The therapeutics pillar
This pillar seeks to develop, manufacture, and distribute 245 million treatments to LMICs. The $11 billion investment in this pillar is divided into three streams:
Rapid evidence assessment of candidates
A total of $2 billion is required for research and development of therapeutics for 12 months. This includes the coordination of clinical trials and meeting the cost of developing new drugs. However, $1 billion is urgently required to achieve the targets of this stream within six months.
A total of $700 million is required to meet the cost of market preparedness activities. This includes the cost of manufacturing 245 million therapeutics. The partners urgently need $300 million to cover operations for six months.
Adequate deployment in all countries
This area, which the Global Fund leads, utilizes a huge proportion of funds allocated to this pillar. In total, $8.9 billion is required for the procurement and delivery of 245 therapeutics. Of this amount, $2.5 billion is immediately required to cover activities for six months. Already the Board of the Global Fund has approved the use of wambo.org, an online procurement platform, to facilitate the procurement of COVID-19 health commodities, as discussed in a separate article in this GFO issue.

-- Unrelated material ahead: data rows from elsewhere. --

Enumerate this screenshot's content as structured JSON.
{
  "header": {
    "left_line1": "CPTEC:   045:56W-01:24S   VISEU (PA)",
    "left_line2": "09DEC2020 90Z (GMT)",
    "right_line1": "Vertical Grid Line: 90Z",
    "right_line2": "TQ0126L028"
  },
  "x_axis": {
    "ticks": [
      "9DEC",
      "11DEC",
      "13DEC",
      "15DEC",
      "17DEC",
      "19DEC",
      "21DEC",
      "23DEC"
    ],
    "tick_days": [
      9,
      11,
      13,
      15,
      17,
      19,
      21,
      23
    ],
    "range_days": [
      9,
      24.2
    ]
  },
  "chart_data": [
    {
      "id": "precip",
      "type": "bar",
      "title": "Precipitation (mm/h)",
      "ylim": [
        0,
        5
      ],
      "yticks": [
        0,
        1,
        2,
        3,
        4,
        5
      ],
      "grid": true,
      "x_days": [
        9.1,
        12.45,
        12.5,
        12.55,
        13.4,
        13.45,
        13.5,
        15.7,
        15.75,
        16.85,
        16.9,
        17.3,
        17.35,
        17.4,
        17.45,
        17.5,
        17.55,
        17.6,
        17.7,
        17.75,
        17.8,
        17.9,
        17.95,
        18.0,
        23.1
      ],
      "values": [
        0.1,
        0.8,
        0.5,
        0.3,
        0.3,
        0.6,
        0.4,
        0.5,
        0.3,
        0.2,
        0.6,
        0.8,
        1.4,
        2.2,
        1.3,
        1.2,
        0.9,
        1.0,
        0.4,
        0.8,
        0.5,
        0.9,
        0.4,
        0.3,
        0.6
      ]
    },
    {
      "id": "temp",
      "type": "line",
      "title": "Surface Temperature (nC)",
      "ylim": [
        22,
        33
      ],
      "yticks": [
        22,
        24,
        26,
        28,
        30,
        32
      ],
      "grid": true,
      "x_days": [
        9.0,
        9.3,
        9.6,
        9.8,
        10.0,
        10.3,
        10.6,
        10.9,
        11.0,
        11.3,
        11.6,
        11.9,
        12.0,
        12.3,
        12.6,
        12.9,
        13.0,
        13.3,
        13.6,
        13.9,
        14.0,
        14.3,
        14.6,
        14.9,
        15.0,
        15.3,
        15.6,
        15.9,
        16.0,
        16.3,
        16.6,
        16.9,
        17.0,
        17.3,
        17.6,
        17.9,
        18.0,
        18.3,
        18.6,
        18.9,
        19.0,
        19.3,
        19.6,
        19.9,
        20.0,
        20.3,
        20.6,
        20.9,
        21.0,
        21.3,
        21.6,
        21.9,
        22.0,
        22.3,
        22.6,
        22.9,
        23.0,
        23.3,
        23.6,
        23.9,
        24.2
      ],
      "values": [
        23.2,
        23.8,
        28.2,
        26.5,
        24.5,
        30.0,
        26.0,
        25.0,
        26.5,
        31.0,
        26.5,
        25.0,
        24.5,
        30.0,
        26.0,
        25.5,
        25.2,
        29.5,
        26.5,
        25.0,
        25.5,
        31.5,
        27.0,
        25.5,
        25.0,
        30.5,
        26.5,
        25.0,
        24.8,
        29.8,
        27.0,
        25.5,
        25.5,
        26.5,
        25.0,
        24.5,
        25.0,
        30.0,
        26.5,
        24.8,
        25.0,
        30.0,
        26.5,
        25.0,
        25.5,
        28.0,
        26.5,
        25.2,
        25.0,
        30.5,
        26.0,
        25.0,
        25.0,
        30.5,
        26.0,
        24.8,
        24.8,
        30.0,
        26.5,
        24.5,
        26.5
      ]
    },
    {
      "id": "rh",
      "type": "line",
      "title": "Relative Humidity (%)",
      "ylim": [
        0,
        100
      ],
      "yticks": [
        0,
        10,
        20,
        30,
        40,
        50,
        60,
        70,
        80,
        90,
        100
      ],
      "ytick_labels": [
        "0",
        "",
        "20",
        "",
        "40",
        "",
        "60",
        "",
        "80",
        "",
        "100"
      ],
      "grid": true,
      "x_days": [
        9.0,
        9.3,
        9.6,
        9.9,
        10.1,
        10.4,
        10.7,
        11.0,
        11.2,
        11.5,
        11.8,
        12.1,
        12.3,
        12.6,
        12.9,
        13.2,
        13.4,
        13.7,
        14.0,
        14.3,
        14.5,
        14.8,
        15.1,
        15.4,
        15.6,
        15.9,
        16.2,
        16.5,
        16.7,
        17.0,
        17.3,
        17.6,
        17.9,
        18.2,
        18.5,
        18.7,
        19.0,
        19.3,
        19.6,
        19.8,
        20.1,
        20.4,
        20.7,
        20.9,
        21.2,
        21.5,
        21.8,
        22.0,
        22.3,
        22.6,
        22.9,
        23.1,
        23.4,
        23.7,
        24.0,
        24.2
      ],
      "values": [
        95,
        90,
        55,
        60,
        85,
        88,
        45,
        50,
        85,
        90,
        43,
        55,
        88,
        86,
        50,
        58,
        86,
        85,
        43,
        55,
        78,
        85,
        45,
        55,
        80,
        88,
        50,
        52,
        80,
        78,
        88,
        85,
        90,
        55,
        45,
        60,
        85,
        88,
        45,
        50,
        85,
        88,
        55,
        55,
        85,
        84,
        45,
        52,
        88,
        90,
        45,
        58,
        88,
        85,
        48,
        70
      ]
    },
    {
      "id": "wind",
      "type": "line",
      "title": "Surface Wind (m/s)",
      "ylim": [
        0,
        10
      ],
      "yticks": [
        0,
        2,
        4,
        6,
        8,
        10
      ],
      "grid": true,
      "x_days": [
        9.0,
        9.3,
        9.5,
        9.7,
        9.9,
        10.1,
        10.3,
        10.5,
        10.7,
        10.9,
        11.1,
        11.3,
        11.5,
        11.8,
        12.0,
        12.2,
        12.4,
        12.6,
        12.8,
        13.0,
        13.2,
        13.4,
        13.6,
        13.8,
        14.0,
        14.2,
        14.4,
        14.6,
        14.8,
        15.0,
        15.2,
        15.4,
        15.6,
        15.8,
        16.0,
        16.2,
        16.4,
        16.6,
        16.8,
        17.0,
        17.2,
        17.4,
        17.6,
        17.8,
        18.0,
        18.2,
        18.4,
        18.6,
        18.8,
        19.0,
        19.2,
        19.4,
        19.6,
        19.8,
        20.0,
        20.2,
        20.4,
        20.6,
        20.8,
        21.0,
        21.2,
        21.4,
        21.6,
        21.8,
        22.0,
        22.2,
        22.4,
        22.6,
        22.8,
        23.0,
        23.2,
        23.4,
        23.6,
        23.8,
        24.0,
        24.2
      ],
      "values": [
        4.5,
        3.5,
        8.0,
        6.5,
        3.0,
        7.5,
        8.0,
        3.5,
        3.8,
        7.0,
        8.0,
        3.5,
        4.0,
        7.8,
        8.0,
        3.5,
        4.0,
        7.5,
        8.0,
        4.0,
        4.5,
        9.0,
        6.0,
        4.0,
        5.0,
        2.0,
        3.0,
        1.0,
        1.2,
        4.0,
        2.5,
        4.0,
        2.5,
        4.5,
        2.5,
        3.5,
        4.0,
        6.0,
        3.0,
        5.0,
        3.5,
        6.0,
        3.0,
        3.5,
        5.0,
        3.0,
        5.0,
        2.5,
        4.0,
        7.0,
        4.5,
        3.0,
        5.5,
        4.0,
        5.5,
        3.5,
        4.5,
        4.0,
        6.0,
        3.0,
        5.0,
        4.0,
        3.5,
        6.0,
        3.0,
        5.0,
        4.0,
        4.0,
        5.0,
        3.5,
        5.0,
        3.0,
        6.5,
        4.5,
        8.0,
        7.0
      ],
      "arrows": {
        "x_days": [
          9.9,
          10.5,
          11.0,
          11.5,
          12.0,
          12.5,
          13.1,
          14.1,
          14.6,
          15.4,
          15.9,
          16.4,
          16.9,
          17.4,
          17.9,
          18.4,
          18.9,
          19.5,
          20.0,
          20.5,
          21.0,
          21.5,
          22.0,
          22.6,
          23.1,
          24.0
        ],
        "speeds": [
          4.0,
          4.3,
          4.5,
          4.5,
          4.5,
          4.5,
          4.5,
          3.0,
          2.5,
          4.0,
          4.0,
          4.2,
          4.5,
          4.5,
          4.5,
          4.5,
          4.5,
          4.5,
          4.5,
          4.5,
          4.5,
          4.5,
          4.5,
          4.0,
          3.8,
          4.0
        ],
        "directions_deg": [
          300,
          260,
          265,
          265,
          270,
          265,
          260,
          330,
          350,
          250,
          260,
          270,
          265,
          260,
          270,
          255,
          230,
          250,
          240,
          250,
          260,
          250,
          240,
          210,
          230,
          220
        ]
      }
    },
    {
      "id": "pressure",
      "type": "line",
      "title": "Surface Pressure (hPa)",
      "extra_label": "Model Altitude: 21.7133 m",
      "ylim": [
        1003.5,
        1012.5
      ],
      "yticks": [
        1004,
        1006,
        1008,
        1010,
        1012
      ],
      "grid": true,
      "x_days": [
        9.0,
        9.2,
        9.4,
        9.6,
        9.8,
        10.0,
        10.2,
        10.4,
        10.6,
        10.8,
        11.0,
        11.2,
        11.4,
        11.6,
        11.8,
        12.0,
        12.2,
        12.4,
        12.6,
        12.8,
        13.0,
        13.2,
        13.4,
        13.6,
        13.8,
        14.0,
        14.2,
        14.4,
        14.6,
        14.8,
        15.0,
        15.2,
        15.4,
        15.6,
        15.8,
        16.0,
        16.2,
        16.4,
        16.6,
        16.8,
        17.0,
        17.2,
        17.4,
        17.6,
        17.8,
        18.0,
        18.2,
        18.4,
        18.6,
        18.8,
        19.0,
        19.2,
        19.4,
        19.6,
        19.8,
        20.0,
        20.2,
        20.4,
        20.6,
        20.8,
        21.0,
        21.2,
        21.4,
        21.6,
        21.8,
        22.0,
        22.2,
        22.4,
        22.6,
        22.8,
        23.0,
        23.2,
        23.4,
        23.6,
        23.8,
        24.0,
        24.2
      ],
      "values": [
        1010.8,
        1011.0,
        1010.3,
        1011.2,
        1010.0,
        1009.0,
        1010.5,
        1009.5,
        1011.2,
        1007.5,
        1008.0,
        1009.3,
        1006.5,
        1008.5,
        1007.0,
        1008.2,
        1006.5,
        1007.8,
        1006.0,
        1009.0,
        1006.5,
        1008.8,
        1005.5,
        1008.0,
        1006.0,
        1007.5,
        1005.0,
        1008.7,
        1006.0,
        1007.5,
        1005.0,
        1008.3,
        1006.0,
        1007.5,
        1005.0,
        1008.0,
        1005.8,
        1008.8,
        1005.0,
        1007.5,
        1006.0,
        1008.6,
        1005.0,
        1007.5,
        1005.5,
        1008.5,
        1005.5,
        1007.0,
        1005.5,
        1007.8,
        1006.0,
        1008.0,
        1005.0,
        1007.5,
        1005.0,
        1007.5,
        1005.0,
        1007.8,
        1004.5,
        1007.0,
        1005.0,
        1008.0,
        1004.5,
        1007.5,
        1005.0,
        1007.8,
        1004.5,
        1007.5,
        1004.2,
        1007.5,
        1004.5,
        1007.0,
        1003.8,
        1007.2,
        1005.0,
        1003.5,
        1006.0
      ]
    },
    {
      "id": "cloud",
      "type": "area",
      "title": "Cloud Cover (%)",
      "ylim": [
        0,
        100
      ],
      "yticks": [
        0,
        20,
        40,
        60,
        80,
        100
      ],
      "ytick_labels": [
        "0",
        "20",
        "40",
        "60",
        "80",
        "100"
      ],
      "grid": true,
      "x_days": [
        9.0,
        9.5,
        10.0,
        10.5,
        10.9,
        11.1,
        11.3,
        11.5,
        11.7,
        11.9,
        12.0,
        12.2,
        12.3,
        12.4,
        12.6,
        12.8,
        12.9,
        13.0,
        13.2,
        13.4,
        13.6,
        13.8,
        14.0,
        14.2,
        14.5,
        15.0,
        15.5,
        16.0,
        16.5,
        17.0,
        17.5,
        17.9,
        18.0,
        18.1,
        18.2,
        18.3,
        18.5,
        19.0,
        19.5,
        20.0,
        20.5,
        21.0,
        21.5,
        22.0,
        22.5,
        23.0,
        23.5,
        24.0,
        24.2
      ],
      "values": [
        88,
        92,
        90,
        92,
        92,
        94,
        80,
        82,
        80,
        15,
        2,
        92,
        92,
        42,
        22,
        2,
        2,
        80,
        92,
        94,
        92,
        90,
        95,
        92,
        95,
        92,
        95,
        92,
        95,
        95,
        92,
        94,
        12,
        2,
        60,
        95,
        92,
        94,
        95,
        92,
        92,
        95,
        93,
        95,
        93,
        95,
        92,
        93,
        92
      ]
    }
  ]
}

The health system connector
This pillar was established to complement the work of after the three other pillars. It aims to identify health and community systems bottlenecks impeding the delivery of diagnostics, therapeutics, and vaccines pillars. It aims to build the health system capacity, such as increasing the capacity of laboratories, and ensuring the necessary systems are in place for the rollout of the developed tools. The pillar has several streams:
- Health financing to assist countries to mobilize resources
- Community-led responses that enable a community- and a people-oriented approach to fight COVID-19
- Protection of frontline workers through ensuring the availability of personal protective equipment for healthcare workers
- Integrated data management that assists countries to strengthen the health information systems required to address COVID-19
- Supply chain that focuses on forecasting the demand for COVID-19 related products and landscaping assessments
- Private sector engagement
- Clinical care.
The involvement of the civil society in the ACT Accelerator
Through a letter to the leadership of Global Health Institutes, on 5 June 2020, signed by representatives of civil society and communities on the Boards of Global Fund, Unitaid, Gavi, and the Civil Society Engagement Mechanism of UHC2030, communities and civil society requested their engagement in all stages of the ACT Accelerator. This request was granted, and community and civil society representatives are now represented in the various workstreams of the ACT Accelerator pillars.
- The diagnostics pillar, “Access to COVID-19 Tools (ACT) Accelerator Diagnostics Partnership: Investing in Diagnosis to Manage the Course of the COVID-19 Pandemic”, May 2020.
- The vaccines pillar, “COVAX, the ACT-Accelerator Vaccines pillar: Insuring Accelerated Vaccine Development and manufacture” May 2020.
- The therapeutics pillar, “ACT Accelerator Therapeutics Partnership: COVID-19 Therapeutic Investment Case” May 2020.